The following questions relate to the auditor's responsibility for reporting on inconsistency of application of accounting principles.

Question:

The following questions relate to the auditor's responsibility for reporting on inconsistency of application of accounting principles. Select the best response. 

a. Raider uses the last-in, first-out method of valuation for half of its inventory and the first-in, first-out method of valuation for the other half of its inventory. Assuming the auditor is satisfied in all other respects, under these circumstances the auditor will issue a(n) 

1. Opinion qualified due to inconsistency. 

2. Unqualified opinion with an explanatory paragraph. 

3. Qualified or adverse opinion depending upon materiality. 

4. Unqualified opinion. 

b. Which one of the following would require a consistency explanatory paragraph in the auditor's report? 

1. Changing the salvage value of an asset. 

2. Changing the presentation of prepaid insurance from inclusion in "other assets" to disclosing it as a separate line item. 

3. Division of the consolidated subsidiary into two subsidiaries which are both consolidated. 

4. Changing from consolidating a wholly owned subsidiary to carrying it on the equity basis. 

c. Which of the following should have a consistency explanatory paragraph in the auditor's report, whether or not the item is fully disclosed in the financial statements? 

1. A change in accounting estimate. 

2. A change from an unacceptable accounting principle to a generally accepted one. 

3. Correction of an error not involving a change in accounting principle. 

4. A change in classification.

d. If a client makes a change in accounting principle that is inseparable from the effect of a change in estimate, this material event should be accounted for as a change in 

1. Estimate and the auditor would include a consistency explanatory paragraph. 

2. Principle and the auditor would include a consistency explanatory paragraph. 

3. Estimate and the auditor would not modify the report.

4. Principle and the auditor would not modify the report.

e.

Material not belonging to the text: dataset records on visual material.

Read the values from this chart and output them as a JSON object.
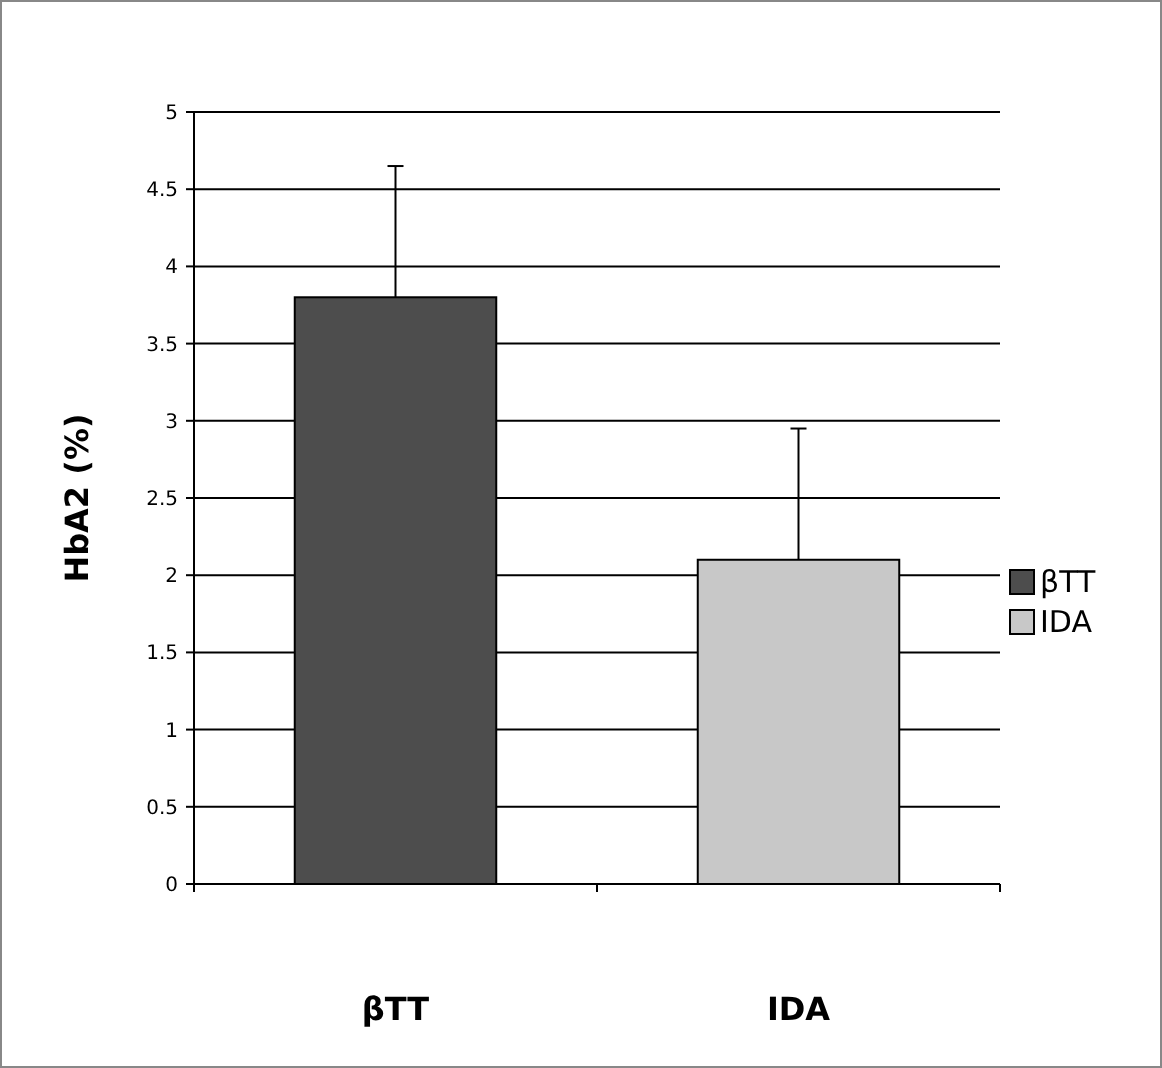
{
  "chart_data": {
    "type": "bar",
    "ylabel": "HbA2 (%)",
    "categories": [
      "βTT",
      "IDA"
    ],
    "series": [
      {
        "name": "βTT",
        "color": "#4d4d4d",
        "values": [
          3.8,
          null
        ],
        "errors": [
          [
            3.8,
            4.65
          ],
          null
        ]
      },
      {
        "name": "IDA",
        "color": "#c8c8c8",
        "values": [
          null,
          2.1
        ],
        "errors": [
          null,
          [
            2.1,
            2.95
          ]
        ]
      }
    ],
    "ylim": [
      0,
      5
    ],
    "yticks": [
      0,
      0.5,
      1,
      1.5,
      2,
      2.5,
      3,
      3.5,
      4,
      4.5,
      5
    ],
    "grid": "y",
    "legend": "right"
  }
}
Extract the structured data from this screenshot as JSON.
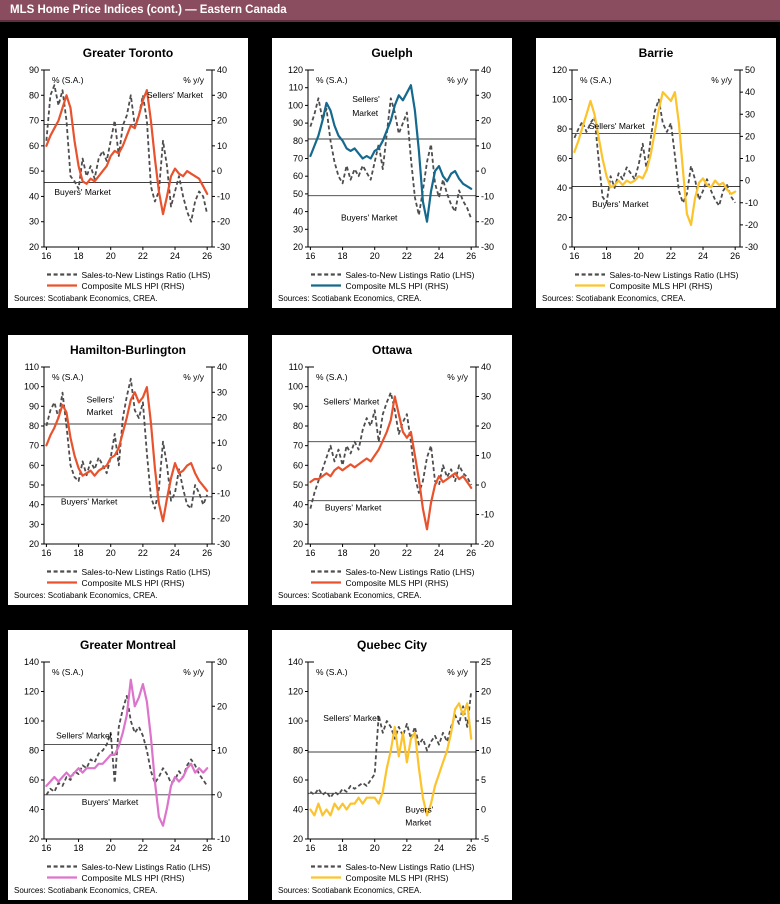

A company has changed its method of inventory valuation from an unacceptable one to one in conformity with generally accepted accounting principles. The auditor's report on the financial statements of the year of the change should include 

1. No reference to consistency. 

2. A reference to a prior period adjustment. 

3. An additional paragraph explaining the change. 

4. A justification for making the change and the impact of the change on reported net income.